Current trend

Last week the pair showed volatile trading.

The pair was supported by the Fed decision on interest rates and strong data on the construction sector, labour market and the Consumer Price Index from the US. At the same time, the pair was pressured by the Bank of Japan decision not ease monetary policy further.

Today attention needs to be paid to US data on Durable Goods Orders and the Personal Consumption Expenditures Price Index. Tomorrow data on Unemployment and the National Consumer Price Index is due in Japan.

Support and resistance

The pair is trading in the middle of a wide descending channel, and at the lower border of a narrower, shorter-term ascending channel with the upper border at the level of 125.50. The main scenario remains a price fall to the lower border of the wide channel near the level of 117.00.
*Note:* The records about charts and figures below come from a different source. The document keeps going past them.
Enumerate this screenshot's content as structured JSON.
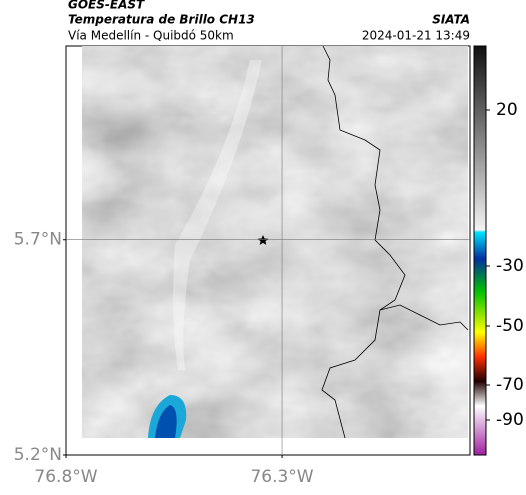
{
  "header": {
    "source": "GOES-EAST",
    "title": "Temperatura de Brillo CH13",
    "subtitle": "Vía Medellín - Quibdó 50km",
    "agency": "SIATA",
    "timestamp": "2024-01-21 13:49"
  },
  "map": {
    "latlim": [
      5.2,
      6.15
    ],
    "lonlim": [
      -76.8,
      -75.865
    ],
    "lat_ticks": [
      {
        "value": 5.2,
        "label": "5.2°N"
      },
      {
        "value": 5.7,
        "label": "5.7°N"
      }
    ],
    "lon_ticks": [
      {
        "value": -76.8,
        "label": "76.8°W"
      },
      {
        "value": -76.3,
        "label": "76.3°W"
      }
    ],
    "grid": true
  },
  "colorbar": {
    "ticks": [
      20,
      -30,
      -50,
      -70,
      -90
    ]
  }
}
On the daily chart, MACD’s histogram is in the negative zone and its volumes are growing. On the weekly chart, the price broke down the middle MA of Bollinger Bands and falling towards its lower MA near the level of 118.00.

The indicators suggest a fall continuation.

Support levels: 120.75, 120.40, 120.00, 119.80, 119.20, 119.00, 118.60, 118.00, 117.00, 116.20.

Resistance levels: 121.30, 121.60, 121.85, 122.50, 123.00, 123.75, 124.10, 124.75, 125.50.

Trading tips

Open short positions from the level of 120.10 with the target at 117.00 and stop-loss at 121.50.